Наверное, это самый знаменитый московский дом советского времени. И самый зловещий, пожалуй. Да и не дом это вовсе, а целый город: пять тысяч квартир. И все, что нужно для обособленной социалистической жизни, в нем есть: универсальный магазин, гастроном, кинотеатр, детские ясли, прачечная, клуб. У входов в подъезд, только внутри, маячили вахтеры в форме и с револьверами. Ну уж не консьержи, конечно, а форменные часовые: чужая муха не пролетит… Чужое животное не пробежит: сторожевые собаки тут же на стреме.

Дом и в самом деле задумывался как пример образцового социалистического общежития, в котором, разумеется, все семьи жили в отдельных квартирах, и архитектор Б. Иофан, его спроектировавший, представил дом на ватмане красно-розовым, чтобы в цветовой гамме он перекликался с Кремлем. А вышло вон что: Бастилия — не Бастилия, крематорий — не крематорий… Ужасная, мрачная громада…

Берсеневская набережная, дом 20/2. Дом Правительства, как его называли прежде и Дом на набережной — после того, как вышел роман Юрия Трифонова с таким названием.

Квартиры по тем временам были просторны, но угнетающе однообразны.

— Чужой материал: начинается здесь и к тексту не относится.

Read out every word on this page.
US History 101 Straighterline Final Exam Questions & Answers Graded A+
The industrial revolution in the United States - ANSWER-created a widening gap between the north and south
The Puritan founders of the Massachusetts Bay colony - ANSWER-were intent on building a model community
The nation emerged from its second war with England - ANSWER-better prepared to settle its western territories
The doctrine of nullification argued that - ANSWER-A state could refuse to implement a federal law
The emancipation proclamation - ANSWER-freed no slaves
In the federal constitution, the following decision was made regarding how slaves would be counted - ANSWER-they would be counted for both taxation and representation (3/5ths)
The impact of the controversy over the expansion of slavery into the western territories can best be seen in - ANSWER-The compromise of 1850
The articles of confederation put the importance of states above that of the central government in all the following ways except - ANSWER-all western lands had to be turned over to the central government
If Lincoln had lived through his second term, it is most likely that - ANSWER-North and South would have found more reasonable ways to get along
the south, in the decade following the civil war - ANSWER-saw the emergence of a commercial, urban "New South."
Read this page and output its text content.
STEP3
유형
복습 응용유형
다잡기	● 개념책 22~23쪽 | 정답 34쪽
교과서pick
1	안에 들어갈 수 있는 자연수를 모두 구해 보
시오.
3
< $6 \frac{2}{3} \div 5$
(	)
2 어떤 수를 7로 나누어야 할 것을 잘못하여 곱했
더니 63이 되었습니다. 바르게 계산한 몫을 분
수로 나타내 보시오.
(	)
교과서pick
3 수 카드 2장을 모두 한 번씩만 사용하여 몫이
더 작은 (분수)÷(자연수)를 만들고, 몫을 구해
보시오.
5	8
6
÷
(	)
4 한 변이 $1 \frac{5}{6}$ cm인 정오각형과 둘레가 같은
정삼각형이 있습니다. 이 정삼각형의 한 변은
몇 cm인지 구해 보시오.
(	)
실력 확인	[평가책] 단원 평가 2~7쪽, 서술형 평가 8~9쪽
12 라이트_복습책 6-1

Мебель, добротная, прочная, но безликая, мрачная, спроектированная, кстати, тем же Иофаном, наводила на мысль о прежних доходных домах. В буфете, к примеру, на всех ящичках надписи: салфетки, фарфор, ложки, вилки. Ножи разрешалось класть по своему усмотрению. И во всех квартирах такая мебель.

Я знал Юрия Валентиновича Трифонова, но не знал, что он в том доме жил. Я бывал у него дома на Соколе, на улице Георгиу-Дежа, завидовал его полному «Брокгаузу и Ефрону», в котором все корешки до единого были напрочь оборваны. И не удивился, когда увидел, как Юрий Валентинович достает с полки эти тяжелые книги: цепляет сверху пальцем, как рыбу крючком, и грубо вытаскивает. Для него эта редкая в то время книга была просто справочником.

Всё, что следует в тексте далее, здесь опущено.